Just to be as upfront as possible, I was never a fan of the classic Jem cartoon. It was before my time and not really my style. Yet I don’t find it at all surprising the Universal and Hasbro have teamed up to try and revitalize the franchise in cinematic form, essentially aiming to become the Pitch Perfect for the under-14 crowd. So, how does Jem and the Holograms measure up? Well… I didn’t hate it…
Jerrica Benton is a teenager who lives with her aunt, her sister Kimber, and her foster sisters Aja and Shana. She is camera shy and generally doesn’t enjoy the spotlight. In a spontaneous need for an outlet, Jerrica records a video of herself singing in low-light and makeup under the pseudonym Jem, which Kimber then uploads to the internet without her knowledge. This causes the world to take notice, giving her internet celebrity status overnight. Record executive Erica Raymond swoops in and vies to make Jem into a star. With her sisters by her side, Jerrica must overcome her reluctance to be in the spotlight and share her talents, all while balancing pressures to go solo and a quest from her late father to complete a robot.
That last sentence should raise an eyebrow, because it is precisely demonstrative of exactly how much of a mess this film’s screenplay is. One minute it is a decided coming-of-age story, yet another it is a story of mega-stardom leading to betrayal, and yet another it is a mild sci-fi mystery adventure. I understand that the original cartoon could at times be all these things, but the movie is never all of these things at once, but rather trades its hat whenever it runs out of narrative drive. This not only leads to strange tonal transitions, but it also makes for some of the most contrived narrative pacing I have ever seen. Events happen purely because the script says so, not because of any logical consequence of character actions or plot revelations. It’s lazy and unnecessarily forced.

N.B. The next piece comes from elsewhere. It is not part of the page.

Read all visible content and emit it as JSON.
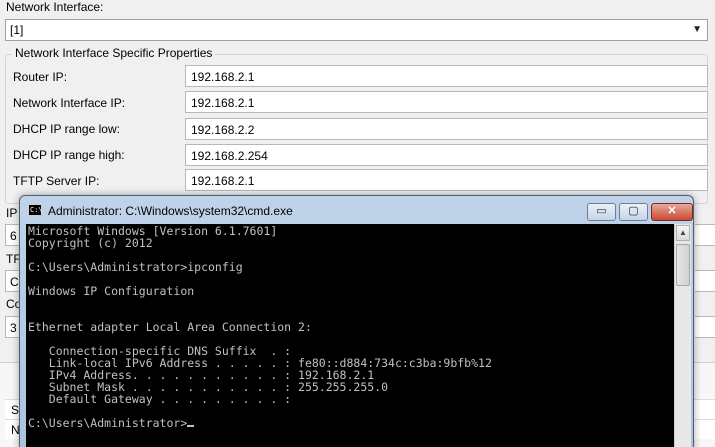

And yet, despite all that, I didn’t hate this movie. I think this is mostly due to the fact that the production clearly seems heartfelt, even if its execution is laughably faulty at times. Director Jon Chu reportedly received a smaller budget in consideration for his ability to retain greater creative control, which despite making the film look pretty darn cheap, adds a lot of personality that I don’t think otherwise would have been there. A good example is the use of YouTube artists as the background score for various scenes, which, while slightly overused, is an interesting idea and acts as a pretty neat callback to Jerrica’s in-narrative roots. And Aubrey Peeples as Jerrica/Jem is actually worthy of emotional investment; despite how asinine the material she has to work with is, Peeples clearly has the potential to be a leading lady in bigger and better films.
Kids will probably like Jem and the Holograms. It’s emotionally relatable and slightly silly, and the generic pop that peppers the film’s musical scenes isn’t terrible, just mildly forgettable. But for the adults watching along, it’s probably going to be a bit of a snore-fest. Unless you are willing to make your own fun and mock just how ridiculous the film can be in its attempts at drama, this is a movie that does little to amuse a more sophisticated audience. But despite all that, I can’t bring myself to hate this movie. The few things it does right make it at least bearable.